Bandy & Luni's bookstore in COEX Mall has 5,600 square meters of selling space and contains 2 million books including some 200,000 in English.

"Our strength is literature," said Lee Jin-goo of the store's sales department. "But our bread and butter is Harry Potter." The store specializes in New York Times best-sellers, and it posts each week's list of fiction and nonfiction titles.

Bandy & Luni's does not see Kyobo strictly as a competitor. "Think of us as cousins," Mr. Lee said. Kyobo Book Center on the north side of the Han River has nearly 9,000 square meters of bustling underground space. That makes it the largest bookstore in Seoul, according to Hong Suk-young, a Kyobo staff member.

The English-language department has about 340,000 books. The foreign book section at Bandy & Luni's, also underground but on the south side of the river, targets native English speakers, Mr. Lee said.

The selection includes audio books and an abundance of nonacademic, nonfiction books. Categories range from best-sellers to current affairs, cookbooks, business, science fiction and fantasy, self-help, young adult and children's books.

New books are brought in by air mail for the New Arrivals section. "We have customers who are shocked that we carry some new titles," Mr. Lee said. "If we don't have something you want, we'll order it," Mr. Lee said.

Styled after the mega-bookstores now cornering the market overseas, Bandy & Luni's has a cafe and and an airy setting. It encourages cus-tomer browsing. In general, it has a quieter atmosphere than the hurly-burly of Kyobo.

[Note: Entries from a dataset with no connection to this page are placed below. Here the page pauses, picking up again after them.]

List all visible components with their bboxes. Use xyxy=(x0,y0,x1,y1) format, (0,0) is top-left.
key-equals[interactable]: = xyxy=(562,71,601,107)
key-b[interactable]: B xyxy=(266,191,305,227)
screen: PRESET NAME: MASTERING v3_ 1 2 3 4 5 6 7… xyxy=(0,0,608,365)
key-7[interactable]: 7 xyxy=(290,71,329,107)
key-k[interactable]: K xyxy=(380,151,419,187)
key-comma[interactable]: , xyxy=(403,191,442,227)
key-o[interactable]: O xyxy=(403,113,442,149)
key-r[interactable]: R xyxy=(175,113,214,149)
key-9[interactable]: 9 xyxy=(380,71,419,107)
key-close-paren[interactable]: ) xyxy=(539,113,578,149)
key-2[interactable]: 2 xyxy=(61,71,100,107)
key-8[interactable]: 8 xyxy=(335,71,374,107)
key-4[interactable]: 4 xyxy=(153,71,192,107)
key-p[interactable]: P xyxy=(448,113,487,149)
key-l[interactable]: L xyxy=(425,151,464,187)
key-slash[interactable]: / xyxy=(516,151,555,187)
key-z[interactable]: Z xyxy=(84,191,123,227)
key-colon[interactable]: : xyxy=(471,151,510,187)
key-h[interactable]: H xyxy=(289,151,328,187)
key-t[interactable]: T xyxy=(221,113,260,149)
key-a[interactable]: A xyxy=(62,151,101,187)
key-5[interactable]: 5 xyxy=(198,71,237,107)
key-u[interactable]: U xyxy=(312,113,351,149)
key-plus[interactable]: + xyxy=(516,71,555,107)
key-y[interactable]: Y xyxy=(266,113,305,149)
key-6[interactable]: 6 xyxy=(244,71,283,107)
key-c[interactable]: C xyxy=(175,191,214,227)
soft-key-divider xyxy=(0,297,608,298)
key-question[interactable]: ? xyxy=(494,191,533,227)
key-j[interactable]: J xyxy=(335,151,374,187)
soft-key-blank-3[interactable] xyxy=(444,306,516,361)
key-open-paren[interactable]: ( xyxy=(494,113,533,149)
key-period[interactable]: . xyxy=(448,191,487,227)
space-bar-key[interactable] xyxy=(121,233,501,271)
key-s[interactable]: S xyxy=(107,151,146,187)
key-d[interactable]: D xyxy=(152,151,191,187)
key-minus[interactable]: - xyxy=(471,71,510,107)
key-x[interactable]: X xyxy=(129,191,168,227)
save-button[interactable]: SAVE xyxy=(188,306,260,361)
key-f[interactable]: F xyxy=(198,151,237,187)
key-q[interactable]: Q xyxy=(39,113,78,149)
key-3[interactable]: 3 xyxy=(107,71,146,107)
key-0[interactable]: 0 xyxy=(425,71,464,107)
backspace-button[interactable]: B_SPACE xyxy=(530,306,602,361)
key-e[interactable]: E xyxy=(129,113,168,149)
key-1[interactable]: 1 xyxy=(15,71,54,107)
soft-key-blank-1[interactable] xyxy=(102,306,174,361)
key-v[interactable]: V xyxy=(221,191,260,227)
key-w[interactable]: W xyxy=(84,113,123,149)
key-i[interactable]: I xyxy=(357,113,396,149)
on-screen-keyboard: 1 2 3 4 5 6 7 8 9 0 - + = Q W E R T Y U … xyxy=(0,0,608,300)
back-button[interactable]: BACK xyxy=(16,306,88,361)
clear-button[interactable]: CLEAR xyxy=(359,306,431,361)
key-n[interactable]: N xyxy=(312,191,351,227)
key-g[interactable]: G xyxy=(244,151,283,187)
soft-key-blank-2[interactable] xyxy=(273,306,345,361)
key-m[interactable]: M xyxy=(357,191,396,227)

The name Bandy & Luni's comes from a Korean saying about diligent study: "I studied under the light of fireflies and the moon." The Korean word for firefly is bandybool. Luni's is a play on lunar.

Elsewhere in Seoul, Abby's Book Nook opened last July in Itaewon. The 80-square meter store is jammed with more than 10,000 used books, and its cozy sofas are an inviting place to check them out. When the owners, Peter and Eun-hee Kim McNevin, moved from Nevada to Seoul last June, they brought 20,000 books with them. "Peter is a book collector," Mrs. McNevin said.

The most expensive book at Abby's is a first edition of "The Hunt for Red October" by Tom Clancy. It sells for 650,000 won ($580). "It's not the oldest book we have, but the author is famous," Mrs. McNevin said. One customer bought 30 first editions before returning to America. "These books are hard to find even in the United States," she said.

Abby's, which is named for the McNevins' infant daughter, Abigail, maintains its stock by buying and trading books in Seoul. Its customers include foreigners looking for a book to read, Koreans studying English and English teachers. "I like books," Mrs. McNevin said. She paused and added, "But not English ones."